Ciao, SEers! Last time, we talked about clichés in horror and how to fix them. This time, we’re going to look at stereotypes in two more genres and ways to turn them around.
- Title of the book is “the character in the place (often vantage point)” i.e. The Woman in the Window
- Solution: Find something more appealing to name your book. Often a word or line in the text will pop.
- Bad guy sees the voyeur investigating what they saw
- Solution: This is overdone. If you want to have a voyeur, don’t let the villain see the voyeur. Let the voyeur approach the villain. Maybe the voyeur is worse than the villain and blackmails him or becomes inspired by him and becomes a supervillain.

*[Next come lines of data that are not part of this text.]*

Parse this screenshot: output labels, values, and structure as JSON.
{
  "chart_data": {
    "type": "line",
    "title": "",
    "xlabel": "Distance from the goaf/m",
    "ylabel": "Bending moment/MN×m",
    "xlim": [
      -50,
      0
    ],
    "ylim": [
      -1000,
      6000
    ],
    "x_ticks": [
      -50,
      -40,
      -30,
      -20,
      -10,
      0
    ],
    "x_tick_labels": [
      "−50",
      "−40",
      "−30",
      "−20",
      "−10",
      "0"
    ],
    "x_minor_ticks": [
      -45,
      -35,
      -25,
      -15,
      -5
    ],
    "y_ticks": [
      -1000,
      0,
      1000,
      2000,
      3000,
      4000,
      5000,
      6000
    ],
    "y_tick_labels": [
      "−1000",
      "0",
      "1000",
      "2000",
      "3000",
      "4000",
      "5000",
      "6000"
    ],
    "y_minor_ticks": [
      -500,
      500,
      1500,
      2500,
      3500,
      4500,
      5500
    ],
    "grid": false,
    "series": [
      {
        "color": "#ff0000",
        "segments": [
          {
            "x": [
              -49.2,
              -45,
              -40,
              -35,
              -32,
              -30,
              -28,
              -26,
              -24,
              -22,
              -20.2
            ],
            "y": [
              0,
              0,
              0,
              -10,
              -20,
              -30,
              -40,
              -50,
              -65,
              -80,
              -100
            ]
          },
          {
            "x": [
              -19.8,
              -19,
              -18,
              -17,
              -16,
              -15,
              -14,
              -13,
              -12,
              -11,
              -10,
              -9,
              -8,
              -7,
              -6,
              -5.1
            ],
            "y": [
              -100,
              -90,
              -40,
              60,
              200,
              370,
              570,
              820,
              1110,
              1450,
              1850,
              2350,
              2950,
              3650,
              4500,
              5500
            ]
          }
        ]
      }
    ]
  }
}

- Washed up grizzled alcoholic detective who lost someone and comes out of retirement to solve the crime even though competent cops can’t
- Solution: Why is this even a thing? Why is a chemically-compromised, out-of-practice cop better at his job than detectives who are actively working and competent? Avoid this one.
- Twist is a good guy was behind it all (the helper)
- Solution: This can be effective (all your characters are either good or bad, so it only stands to reason that at some point, you’ll have a killer who’s a “good” person), but you have to lay the proper clues, use red herrings, and have the right motivations. If you use this one, try making him a suspect early, then clearing him, only to have your initial suspicions prove correct. Or try making a different good guy being a suspect instead.
- Bad guy gets away when hero turns her head
- Solution: This is good to extend a series, but we’ve seen it before. If you’re going to do this, why not operate in shades of gray and let your cop decide to let your villain run? That will make her have a lot of guilt when, in book two, he breaks his promise and starts killing again. Or is it really him… Yep, it’s a much better way to extend a series.
- Aliens look like humans
- Solution: Make them look like absolutely anything else. Look up monsters on Google. Make them be microscopic parasites. Use your imagination.
- Crystals as a power source (especially unlimited power)
- Solution: Again, there are any number of things that can power something. I’m no scientist, but I can read a few articles and cobble together some jargon that sounds accurate (ish) for whatever I need. If you aren’t comfortable reading scientific journals and figuring out what to say, read articles geared for children. Talk to a science teacher. Watch a science channel on TV or YouTube. You’d be surprised at the information you can find and the concepts you can grasp rather quickly. It won’t take long to create an authentic (or at least an authentic-sounding) power source that’s a fresh take on an old concept.
- Mercenary at the rowdy bar where all species hang out
- Solution: I’m the first to admit the cantina scene in Star Wars: A New Hope is a favorite of mine (and Han absolutely shot first), but we’ve seen this scene a ton of times. Where else can you have this mercenary? Where might be the most interesting place? A worship hall? An orphanage, doing charity work? Having high tea with his grandmother at a fancy restaurant? Do something incongruous with him. Or her.
- Planetary ruler instead of a UN kind of body representing all the land masses
- Solution: Stop having a dictator over the entire planet. Planets are huge. It’s unlikely there’s one person ruling the entire globe. If there is a planetary government, it will be UN-like, with representatives from all the lands sitting on a board or congress of some sort. (Yes, there could be a ruler of that, but show this body instead of that one supreme ruler. No more Emperor Mings.)
- Beating the big bad immediately kills all alien soldiers
- Solution: Just don’t do that. I cut Marvel a lot of slack because I’m a huge RDJ fan, but even I struggled to make the leap when the nuke that Tony sent through the worm hole somehow killed the living army on Earth. Make sure your kills make sense.
Like last time, the solutions were eliminations or completely changing things. Everything was a matter of subverting the reader’s expectations. If you can surprise the reader (in a good way), you’ll leave them with a favorable impression and a desire for more.
So, did I miss any? Can you add to the lists? Let’s talk about it.